Mary Lou Dunzik Gougar
You're exactly right. I mean, there are businesses, there are career paths that are built entirely around this minimizing dose aspect. Having said that, most people in that business that I have met - and granted, I've had limited exposure to industry, and I've been more in the academic and research side - but most people I've met that area, they're willing to think and talk. But they're trained and they have regulations to follow. One thing I noticed when I was talking - and I've been kind of pushing this topic a little bit, I did a president special session on this topic, we did a webinar, and I hope to do more even after my presidency - but what I noticed was, you talk to people in the power industry, and they say, Hey, look, INPO, the Institute for Nuclear Power Operations, they rate every power plant on these different things. And one of the things they rate us on is person dose. So yeah, we have to do it. So they point at INPO. INPO points at EPA or NRC, I mean, they're all pointing the fingers at each other, right? Well, this is why we do it, you know, because this is so and so or so and so. Something I'd really like to put together and continue - because it's going to be a long time to put together - is get all of these disparate entities together in the same room. And I'm looking to do this in the form of a panel session at an ANS meeting.
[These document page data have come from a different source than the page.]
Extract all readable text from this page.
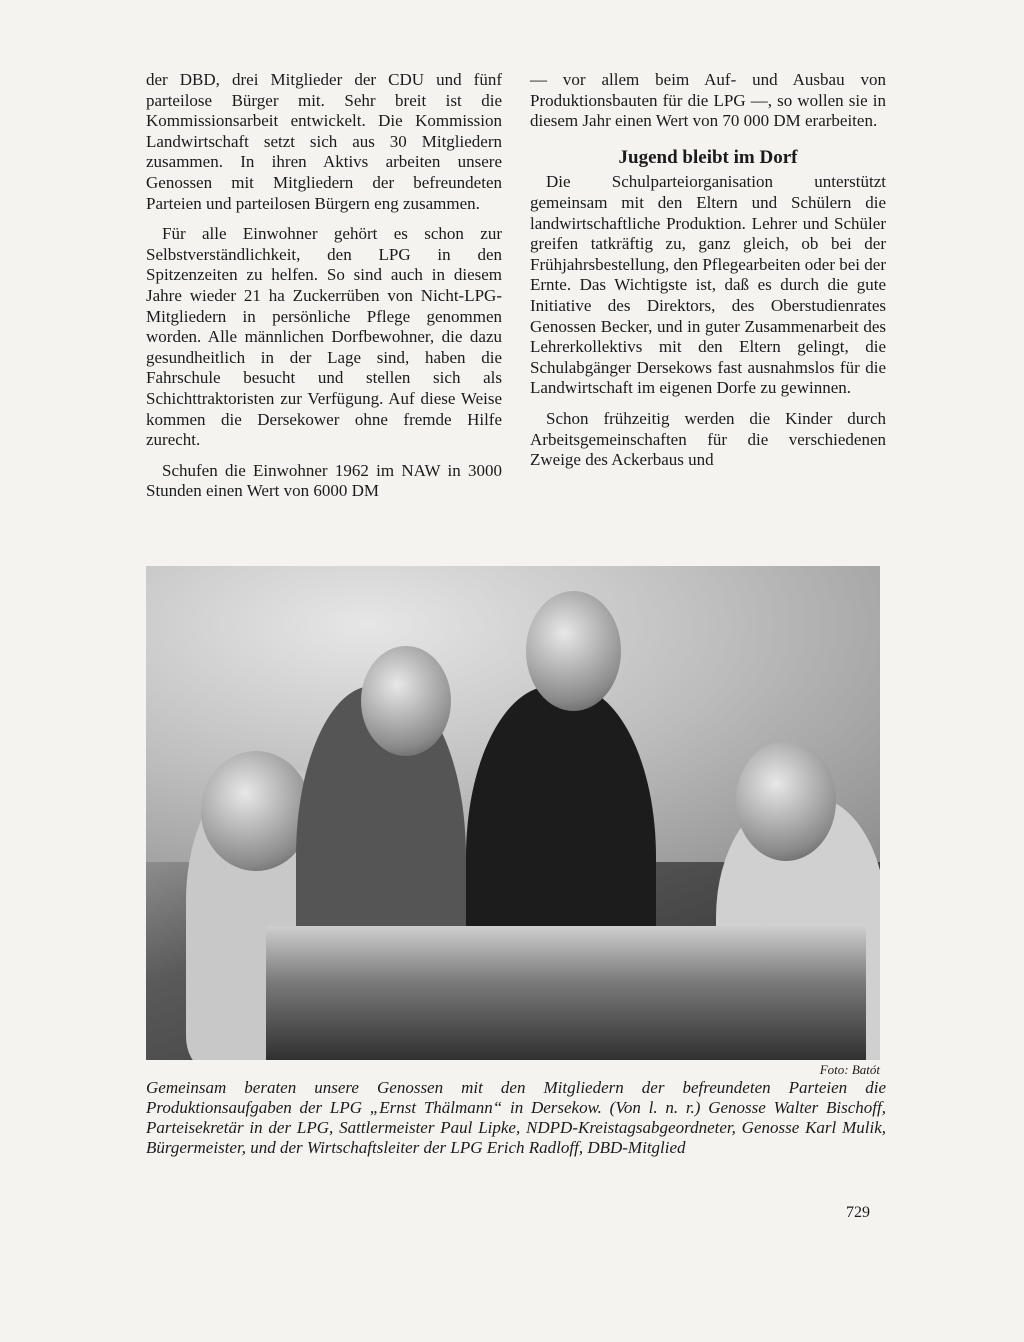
der DBD, drei Mitglieder der CDU und fünf parteilose Bürger mit. Sehr breit ist die Kommissionsarbeit entwickelt. Die Kommission Landwirtschaft setzt sich aus 30 Mitgliedern zusammen. In ihren Aktivs arbeiten unsere Genossen mit Mitgliedern der befreundeten Parteien und parteilosen Bürgern eng zusammen.

Für alle Einwohner gehört es schon zur Selbstverständlichkeit, den LPG in den Spitzenzeiten zu helfen. So sind auch in diesem Jahre wieder 21 ha Zuckerrüben von Nicht-LPG-Mitgliedern in persönliche Pflege genommen worden. Alle männlichen Dorfbewohner, die dazu gesundheitlich in der Lage sind, haben die Fahrschule besucht und stellen sich als Schichttraktoristen zur Verfügung. Auf diese Weise kommen die Dersekower ohne fremde Hilfe zurecht.

Schufen die Einwohner 1962 im NAW in 3000 Stunden einen Wert von 6000 DM

— vor allem beim Auf- und Ausbau von Produktionsbauten für die LPG —, so wollen sie in diesem Jahr einen Wert von 70 000 DM erarbeiten.

Jugend bleibt im Dorf

Die Schulparteiorganisation unterstützt gemeinsam mit den Eltern und Schülern die landwirtschaftliche Produktion. Lehrer und Schüler greifen tatkräftig zu, ganz gleich, ob bei der Frühjahrsbestellung, den Pflegearbeiten oder bei der Ernte. Das Wichtigste ist, daß es durch die gute Initiative des Direktors, des Oberstudienrates Genossen Becker, und in guter Zusammenarbeit des Lehrerkollektivs mit den Eltern gelingt, die Schulabgänger Dersekows fast ausnahmslos für die Landwirtschaft im eigenen Dorfe zu gewinnen.

Schon frühzeitig werden die Kinder durch Arbeitsgemeinschaften für die verschiedenen Zweige des Ackerbaus und

Foto: Batót
Gemeinsam beraten unsere Genossen mit den Mitgliedern der befreundeten Parteien die Produktionsaufgaben der LPG „Ernst Thälmann“ in Dersekow. (Von l. n. r.) Genosse Walter Bischoff, Parteisekretär in der LPG, Sattlermeister Paul Lipke, NDPD-Kreistagsabgeordneter, Genosse Karl Mulik, Bürgermeister, und der Wirtschaftsleiter der LPG Erich Radloff, DBD-Mitglied
729
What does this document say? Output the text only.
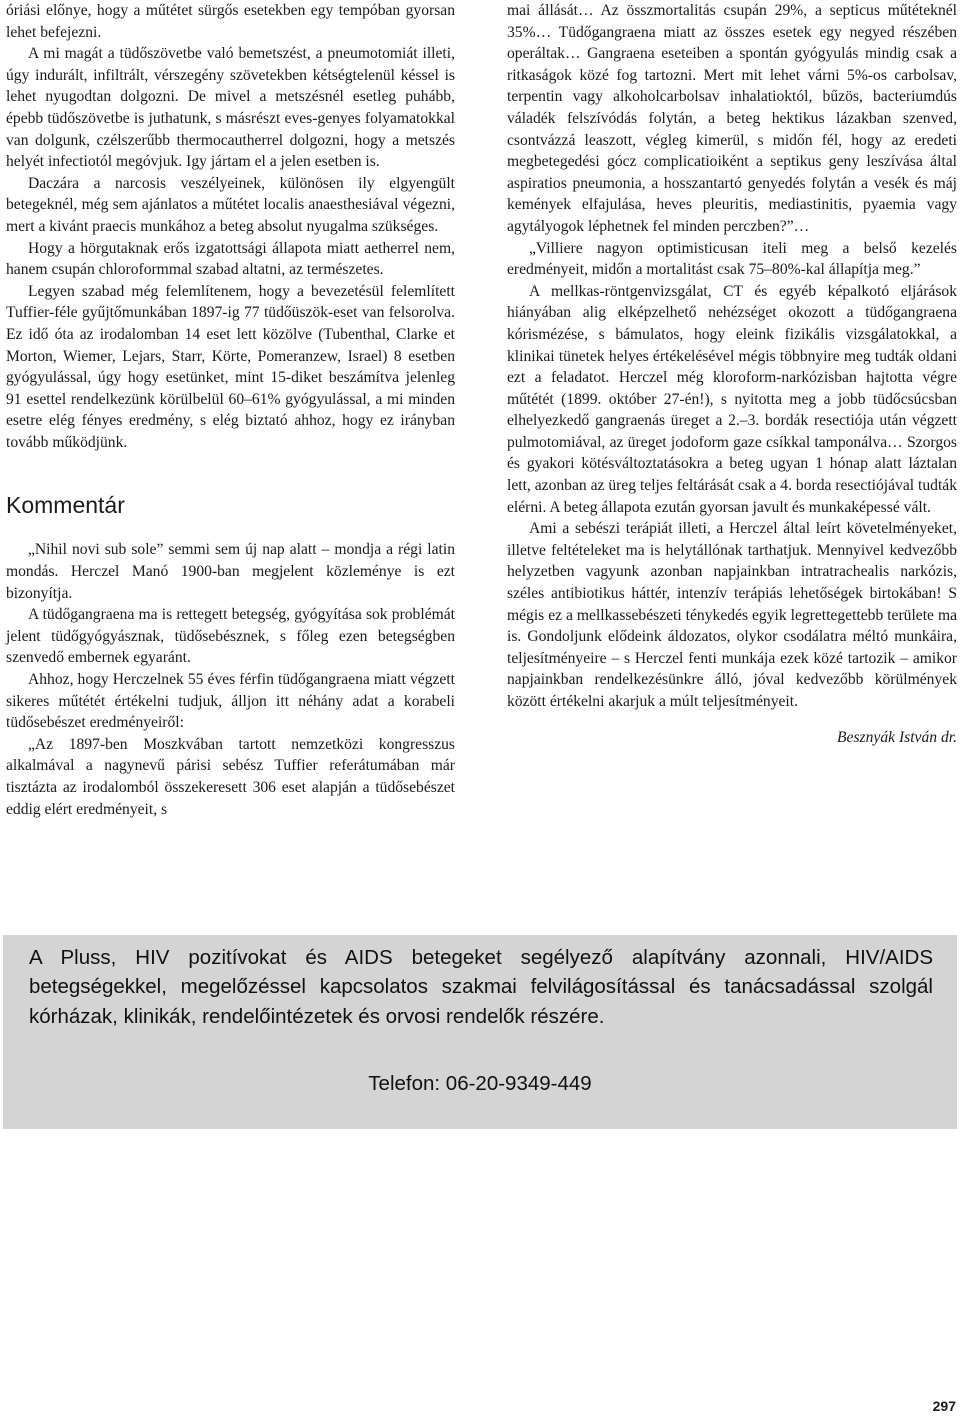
óriási előnye, hogy a műtétet sürgős esetekben egy tempóban gyorsan lehet befejezni.

A mi magát a tüdőszövetbe való bemetszést, a pneumotomiát illeti, úgy indurált, infiltrált, vérszegény szövetekben kétségtelenül késsel is lehet nyugodtan dolgozni. De mivel a metszésnél esetleg puhább, épebb tüdőszövetbe is juthatunk, s másrészt eves-genyes folyamatokkal van dolgunk, czélszerűbb thermocautherrel dolgozni, hogy a metszés helyét infectiotól megóvjuk. Igy jártam el a jelen esetben is.

Daczára a narcosis veszélyeinek, különösen ily elgyengült betegeknél, még sem ajánlatos a műtétet localis anaesthesiával végezni, mert a kivánt praecis munkához a beteg absolut nyugalma szükséges.

Hogy a hörgutaknak erős izgatottsági állapota miatt aetherrel nem, hanem csupán chloroformmal szabad altatni, az természetes.

Legyen szabad még felemlítenem, hogy a bevezetésül felemlített Tuffier-féle gyűjtőmunkában 1897-ig 77 tüdőüszök-eset van felsorolva. Ez idő óta az irodalomban 14 eset lett közölve (Tubenthal, Clarke et Morton, Wiemer, Lejars, Starr, Körte, Pomeranzew, Israel) 8 esetben gyógyulással, úgy hogy esetünket, mint 15-diket beszámítva jelenleg 91 esettel rendelkezünk körülbelül 60–61% gyógyulással, a mi minden esetre elég fényes eredmény, s elég biztató ahhoz, hogy ez irányban tovább működjünk.

Kommentár

„Nihil novi sub sole” semmi sem új nap alatt – mondja a régi latin mondás. Herczel Manó 1900-ban megjelent közleménye is ezt bizonyítja.

A tüdőgangraena ma is rettegett betegség, gyógyítása sok problémát jelent tüdőgyógyásznak, tüdősebésznek, s főleg ezen betegségben szenvedő embernek egyaránt.

Ahhoz, hogy Herczelnek 55 éves férfin tüdőgangraena miatt végzett sikeres műtétét értékelni tudjuk, álljon itt néhány adat a korabeli tüdősebészet eredményeiről:

„Az 1897-ben Moszkvában tartott nemzetközi kongresszus alkalmával a nagynevű párisi sebész Tuffier referátumában már tisztázta az irodalomból összekeresett 306 eset alapján a tüdősebészet eddig elért eredményeit, s

mai állását… Az összmortalitás csupán 29%, a septicus műtéteknél 35%… Tüdőgangraena miatt az összes esetek egy negyed részében operáltak… Gangraena eseteiben a spontán gyógyulás mindig csak a ritkaságok közé fog tartozni. Mert mit lehet várni 5%-os carbolsav, terpentin vagy alkoholcarbolsav inhalatioktól, bűzös, bacteriumdús váladék felszívódás folytán, a beteg hektikus lázakban szenved, csontvázzá leaszott, végleg kimerül, s midőn fél, hogy az eredeti megbetegedési gócz complicatioiként a septikus geny leszívása által aspiratios pneumonia, a hosszantartó genyedés folytán a vesék és máj kemények elfajulása, heves pleuritis, mediastinitis, pyaemia vagy agytályogok léphetnek fel minden perczben?”…

„Villiere nagyon optimisticusan iteli meg a belső kezelés eredményeit, midőn a mortalitást csak 75–80%-kal állapítja meg.”

A mellkas-röntgenvizsgálat, CT és egyéb képalkotó eljárások hiányában alig elképzelhető nehézséget okozott a tüdőgangraena kórismézése, s bámulatos, hogy eleink fizikális vizsgálatokkal, a klinikai tünetek helyes értékelésével mégis többnyire meg tudták oldani ezt a feladatot. Herczel még kloroform-narkózisban hajtotta végre műtétét (1899. október 27-én!), s nyitotta meg a jobb tüdőcsúcsban elhelyezkedő gangraenás üreget a 2.–3. bordák resectiója után végzett pulmotomiával, az üreget jodoform gaze csíkkal tamponálva… Szorgos és gyakori kötésváltoztatásokra a beteg ugyan 1 hónap alatt láztalan lett, azonban az üreg teljes feltárását csak a 4. borda resectiójával tudták elérni. A beteg állapota ezután gyorsan javult és munkaképessé vált.

Ami a sebészi terápiát illeti, a Herczel által leírt követelményeket, illetve feltételeket ma is helytállónak tarthatjuk. Mennyivel kedvezőbb helyzetben vagyunk azonban napjainkban intratrachealis narkózis, széles antibiotikus háttér, intenzív terápiás lehetőségek birtokában! S mégis ez a mellkassebészeti ténykedés egyik legrettegettebb területe ma is. Gondoljunk elődeink áldozatos, olykor csodálatra méltó munkáira, teljesítményeire – s Herczel fenti munkája ezek közé tartozik – amikor napjainkban rendelkezésünkre álló, jóval kedvezőbb körülmények között értékelni akarjuk a múlt teljesítményeit.

Besznyák István dr.

A Pluss, HIV pozitívokat és AIDS betegeket segélyező alapítvány azonnali, HIV/AIDS betegségekkel, megelőzéssel kapcsolatos szakmai felvilágosítással és tanácsadással szolgál kórházak, klinikák, rendelőintézetek és orvosi rendelők részére.
Telefon: 06-20-9349-449
297
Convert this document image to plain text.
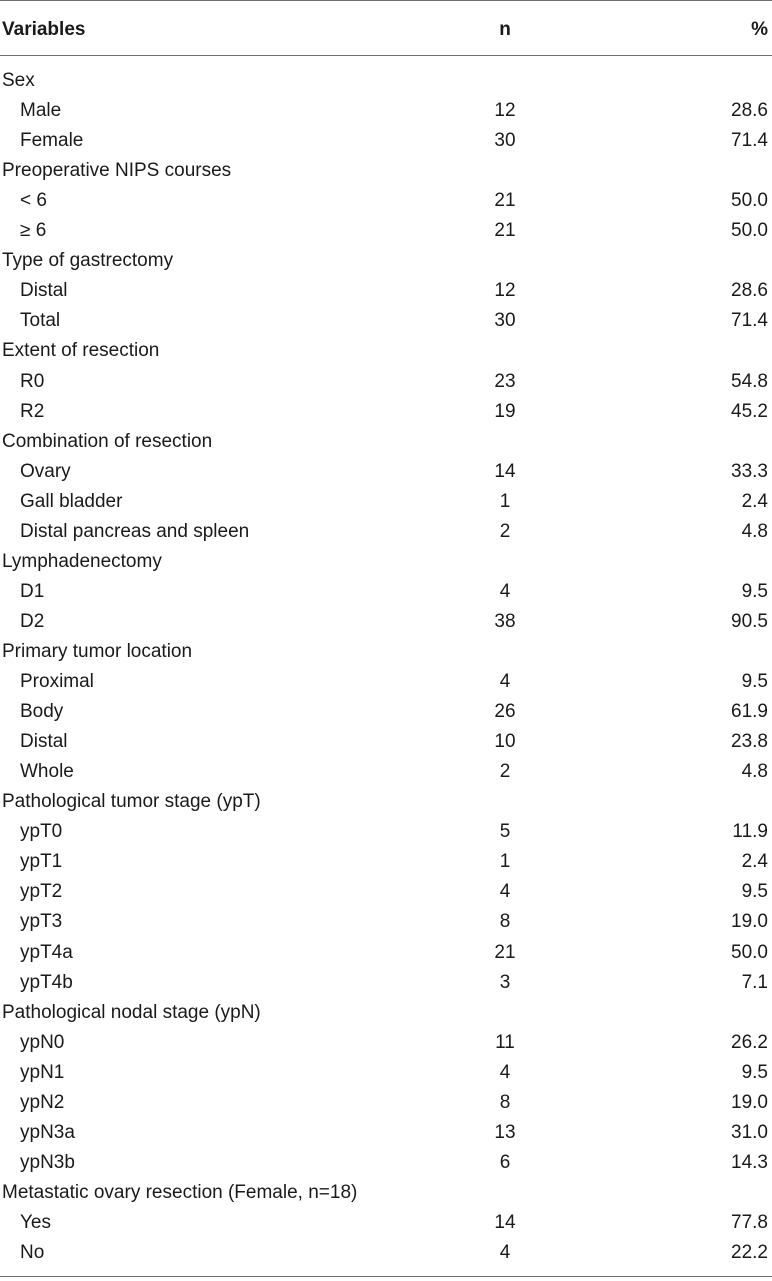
Variables	n	%
Sex
Male	12	28.6
Female	30	71.4
Preoperative NIPS courses
< 6	21	50.0
≥ 6	21	50.0
Type of gastrectomy
Distal	12	28.6
Total	30	71.4
Extent of resection
R0	23	54.8
R2	19	45.2
Combination of resection
Ovary	14	33.3
Gall bladder	1	2.4
Distal pancreas and spleen	2	4.8
Lymphadenectomy
D1	4	9.5
D2	38	90.5
Primary tumor location
Proximal	4	9.5
Body	26	61.9
Distal	10	23.8
Whole	2	4.8
Pathological tumor stage (ypT)
ypT0	5	11.9
ypT1	1	2.4
ypT2	4	9.5
ypT3	8	19.0
ypT4a	21	50.0
ypT4b	3	7.1
Pathological nodal stage (ypN)
ypN0	11	26.2
ypN1	4	9.5
ypN2	8	19.0
ypN3a	13	31.0
ypN3b	6	14.3
Metastatic ovary resection (Female, n=18)
Yes	14	77.8
No	4	22.2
Now, I don't know who I can get that will be willing to talk about it. But if there are people willing to really have an intellectual discussion about it, I think we just have to start that, just get the people together, looking at each other and say, Okay, I'm from INPO, here's what we do. Yeah, but here's what we do and here's why. And just kind of boil down to what is the real issue here? And why can we not be more reasonable? It's going to be a long term process. And I think we just need to get in the harness and go, keep moving forward.

Bret Kugelmass
I love the way you think about it. Mary Lou, as we wrap up today, maybe you can just end on a note of why you think nuclear is important.

Mary Lou Dunzik Gougar
Oh boy. Nuclear has so many applications. When I was a grad student at Penn State, I was so excited about all the things I was learning, all the applications outside of nuclear power, which in and of itself is pretty impressive. And I also realized that a lot of my fellow nuclear engineering students, we don't teach our engineering students of all of the far reaching applications of nuclear, like uses of radiation and so on, but it's hard to imagine how far the tentacles have gone. When you look into medicine and the procedures that are not possible without the use of radioisotopes of radiation, even medications themselves. Most, something on the order of 80% of any new medication that's developed, was developed using radioisotope tracers. Material hardening like rubber, sterilization, food irradiation. I mean, go on and on. And so the exciting thing to me - oh, space travel, right, space travel - the thing that I think is so important is that we as people in the nuclear field, step back and say this is such an amazing technology. We have an easy list of really incredible benefits to talk about. We need to do that. We don't need to right away revert to, Oh, nuclear is safe. Yikes. That just, even if it's subconscious, people hear you say that think, Um, what? Why are they talking about safety? What are they trying to hide? You don't hear natural gas saying, We're safe, no, you hear them saying, oh, here are all the great benefits of powering with natural gas. So, we have that opportunity. We have an opportunity to connect with people, figure out, what are their concerns? Where are they coming from? What are their assumptions, and then show them, Hey, here's what nuclear is. So, that's something that I think is an opportunity for all of us. Because nuclear is so wonderful, why not take advantage of it? Let's teach ourselves about all these wonderful benefits and be ready to be a spokesperson when we're outside of our little nuclear echo chamber, if you will.

Bret Kugelmass
Mary Lou Dunzik Gougar, thank you so much for taking the time today. It's been awesome having you.

Mary Lou Dunzik Gougar
It's been a lot of fun. Thank you, Bret.